Minorenni e droga: cannabis al primo posto, torna l'eroina

Uno spinello tra amici? Una bravata. Ma quando l'uso diventa un'abitudine quotidiana per quasi il 4% dei minorenni, allora è il caso di parlare di allarme sociale. Ieri, a Milano, in un istituto tecnico nella zona San Siro, cinque studenti, dai 14 ai 18 anni, si sono sentiti male dopo aver fatto uso di cannabis. Una di loro, tornata in classe dopo la ricreazione in cortile, è collassata ed è stata trasportata in codice rosso all'ospedale Niguarda. Gli altri se la sono cavata con nausee e giramenti di testa e, dopo un rapido controllo, hanno potuto tornare a casa sulle loro gambe.

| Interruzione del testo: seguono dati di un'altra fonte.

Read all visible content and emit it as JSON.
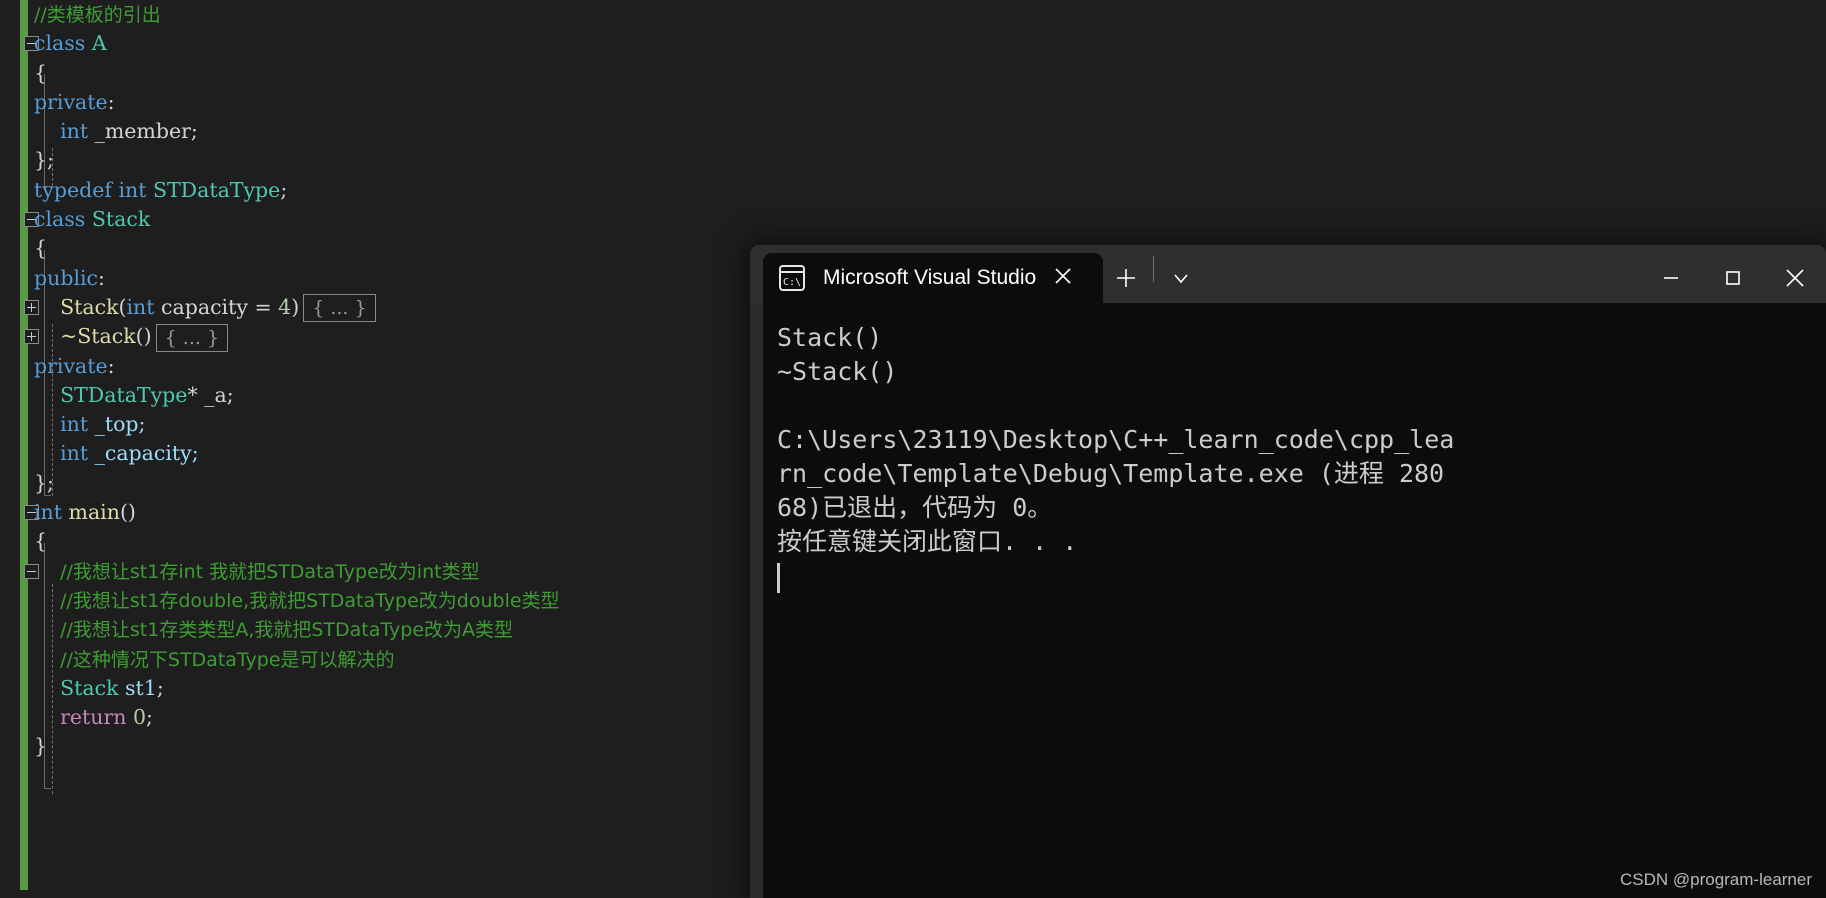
{
  "editor": {
    "lines": [
      {
        "indent": 0,
        "segments": [
          {
            "t": "//类模板的引出",
            "c": "cm"
          }
        ]
      },
      {
        "indent": 0,
        "fold": "minus",
        "segments": [
          {
            "t": "class ",
            "c": "kw"
          },
          {
            "t": "A",
            "c": "typ"
          }
        ]
      },
      {
        "indent": 0,
        "segments": [
          {
            "t": "{",
            "c": "punct"
          }
        ]
      },
      {
        "indent": 0,
        "segments": [
          {
            "t": "private",
            "c": "kw"
          },
          {
            "t": ":",
            "c": "punct"
          }
        ]
      },
      {
        "indent": 1,
        "segments": [
          {
            "t": "int",
            "c": "kw"
          },
          {
            "t": " _member;",
            "c": "pl"
          }
        ]
      },
      {
        "indent": 0,
        "segments": [
          {
            "t": "};",
            "c": "punct"
          }
        ]
      },
      {
        "indent": 0,
        "segments": [
          {
            "t": "typedef ",
            "c": "kw"
          },
          {
            "t": "int ",
            "c": "kw"
          },
          {
            "t": "STDataType",
            "c": "typ"
          },
          {
            "t": ";",
            "c": "punct"
          }
        ]
      },
      {
        "indent": 0,
        "fold": "minus",
        "segments": [
          {
            "t": "class ",
            "c": "kw"
          },
          {
            "t": "Stack",
            "c": "typ"
          }
        ]
      },
      {
        "indent": 0,
        "segments": [
          {
            "t": "{",
            "c": "punct"
          }
        ]
      },
      {
        "indent": 0,
        "segments": [
          {
            "t": "public",
            "c": "kw"
          },
          {
            "t": ":",
            "c": "punct"
          }
        ]
      },
      {
        "indent": 1,
        "fold": "plus",
        "collapsed": "{ ... }",
        "segments": [
          {
            "t": "Stack",
            "c": "fn"
          },
          {
            "t": "(",
            "c": "punct"
          },
          {
            "t": "int ",
            "c": "kw"
          },
          {
            "t": "capacity ",
            "c": "pl"
          },
          {
            "t": "= ",
            "c": "punct"
          },
          {
            "t": "4",
            "c": "num"
          },
          {
            "t": ")",
            "c": "punct"
          }
        ]
      },
      {
        "indent": 1,
        "fold": "plus",
        "collapsed": "{ ... }",
        "segments": [
          {
            "t": "~Stack",
            "c": "fn"
          },
          {
            "t": "()",
            "c": "punct"
          }
        ]
      },
      {
        "indent": 0,
        "segments": [
          {
            "t": "private",
            "c": "kw"
          },
          {
            "t": ":",
            "c": "punct"
          }
        ]
      },
      {
        "indent": 1,
        "segments": [
          {
            "t": "STDataType",
            "c": "typ"
          },
          {
            "t": "* ",
            "c": "punct"
          },
          {
            "t": "_a;",
            "c": "pl"
          }
        ]
      },
      {
        "indent": 1,
        "segments": [
          {
            "t": "int",
            "c": "kw"
          },
          {
            "t": " _top;",
            "c": "id"
          }
        ]
      },
      {
        "indent": 1,
        "segments": [
          {
            "t": "int",
            "c": "kw"
          },
          {
            "t": " _capacity;",
            "c": "id"
          }
        ]
      },
      {
        "indent": 0,
        "segments": [
          {
            "t": "};",
            "c": "punct"
          }
        ]
      },
      {
        "indent": 0,
        "fold": "minus",
        "segments": [
          {
            "t": "int ",
            "c": "kw"
          },
          {
            "t": "main",
            "c": "fn"
          },
          {
            "t": "()",
            "c": "punct"
          }
        ]
      },
      {
        "indent": 0,
        "segments": [
          {
            "t": "{",
            "c": "punct"
          }
        ]
      },
      {
        "indent": 1,
        "fold": "minus",
        "segments": [
          {
            "t": "//我想让st1存int 我就把STDataType改为int类型",
            "c": "cm"
          }
        ]
      },
      {
        "indent": 1,
        "segments": [
          {
            "t": "//我想让st1存double,我就把STDataType改为double类型",
            "c": "cm"
          }
        ]
      },
      {
        "indent": 1,
        "segments": [
          {
            "t": "//我想让st1存类类型A,我就把STDataType改为A类型",
            "c": "cm"
          }
        ]
      },
      {
        "indent": 1,
        "segments": [
          {
            "t": "//这种情况下STDataType是可以解决的",
            "c": "cm"
          }
        ]
      },
      {
        "indent": 1,
        "segments": [
          {
            "t": "Stack",
            "c": "typ"
          },
          {
            "t": " st1",
            "c": "id"
          },
          {
            "t": ";",
            "c": "punct"
          }
        ]
      },
      {
        "indent": 1,
        "segments": [
          {
            "t": "return ",
            "c": "ctl"
          },
          {
            "t": "0",
            "c": "num"
          },
          {
            "t": ";",
            "c": "punct"
          }
        ]
      },
      {
        "indent": 0,
        "segments": [
          {
            "t": "}",
            "c": "punct"
          }
        ]
      }
    ]
  },
  "terminal": {
    "tab": {
      "title": "Microsoft Visual Studio",
      "icon": "console-cmd-icon",
      "close_label": "✕"
    },
    "new_tab_label": "+",
    "dropdown_label": "˅",
    "window_controls": {
      "minimize": "minimize-icon",
      "maximize": "maximize-icon",
      "close": "close-icon"
    },
    "output": [
      "Stack()",
      "~Stack()",
      "",
      "C:\\Users\\23119\\Desktop\\C++_learn_code\\cpp_lea",
      "rn_code\\Template\\Debug\\Template.exe (进程 280",
      "68)已退出，代码为 0。",
      "按任意键关闭此窗口. . ."
    ]
  },
  "watermark": "CSDN @program-learner",
  "colors": {
    "editor_bg": "#1e1e1e",
    "console_bg": "#0c0c0c",
    "titlebar_bg": "#2f2f2f",
    "change_marker": "#579c45",
    "comment": "#3f9c35",
    "keyword": "#569cd6",
    "type": "#4ec9b0",
    "function": "#dcdcaa"
  }
}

Una sedicenne, che faceva parte del gruppo, ha confessato di aver comprato personalmente l' “erba” e di averla poi condivisa con i compagni. Ora, i ragazzi rischiano una sospensione fino a 15 giorni o, in caso di linea dura da parte della direzione, persino l'allontanamento dall'istituto.
Il preside della scuola in cui è accaduto il fatto ha parlato di «Episodio grave che non si era mai verificato», ma se si guardano le ultime statistiche diffuse dall'Espa, European school Survery project on alchool and other drugs, si fatica a credere che uno spinello in cortile sia un caso isolato ed eccezionale.



I dati: cresce l'uso dell'eroina tra gli adolescenti

Gli studenti che hanno ammesso di far uso di droghe sono il 2,5%. Sono 75mila i consumatori abituali di cannabis. L' “erba” è certamente lo stupefacente più utilizzato, con il 3,2% di ragazzi che ha dichiarato di farne uso – in forte crescita dal 2011. Preoccupanti anche i numeri di chi “sniffa” cocaina: quasi uno su cento adolescenti risulterebbe positivo al test se lo facesse.

Ma ad allarmare di più è la ricomparsa dell'eroina, una delle droghe più forti, che dà più dipendenza tra quelle presenti sul mercato. A favorire la diffusione della sostanza è stato anche il deprezzamento delle dosi (il costo è dimezzato rispetto agli anni del boom, tra l'80 e il '90). Si pensava che lo stupefacente fosse ormai stato soppiantato da pasticche, polvere bianca e "nuove droghe" a causa della difficoltà d'utilizzo, ma gli ultimi dati registrano un aumento di adepti, che ormai ha raggiunto quello di chi sniffa cocaina. Lo spettro dei “Ragazzi dello zoo di Berlino” (romanzo di Christiane F. e poi film), che aveva affascinato negli anni '80 e inorridito la generazione cresciuta nel '90, rischia di diventare realtà. Con la differenza – fanno notare gli esperti – che se trent'anni fa il consumatore si riconosceva a prima vista perché deperito ed emarginato, oggi chi fa uso di eroina spesso lo fa fumandola, riuscendo, almeno all'inizio, a far coesistere la facciata sociale e il privato, distrutto dalla tossicodipendenza.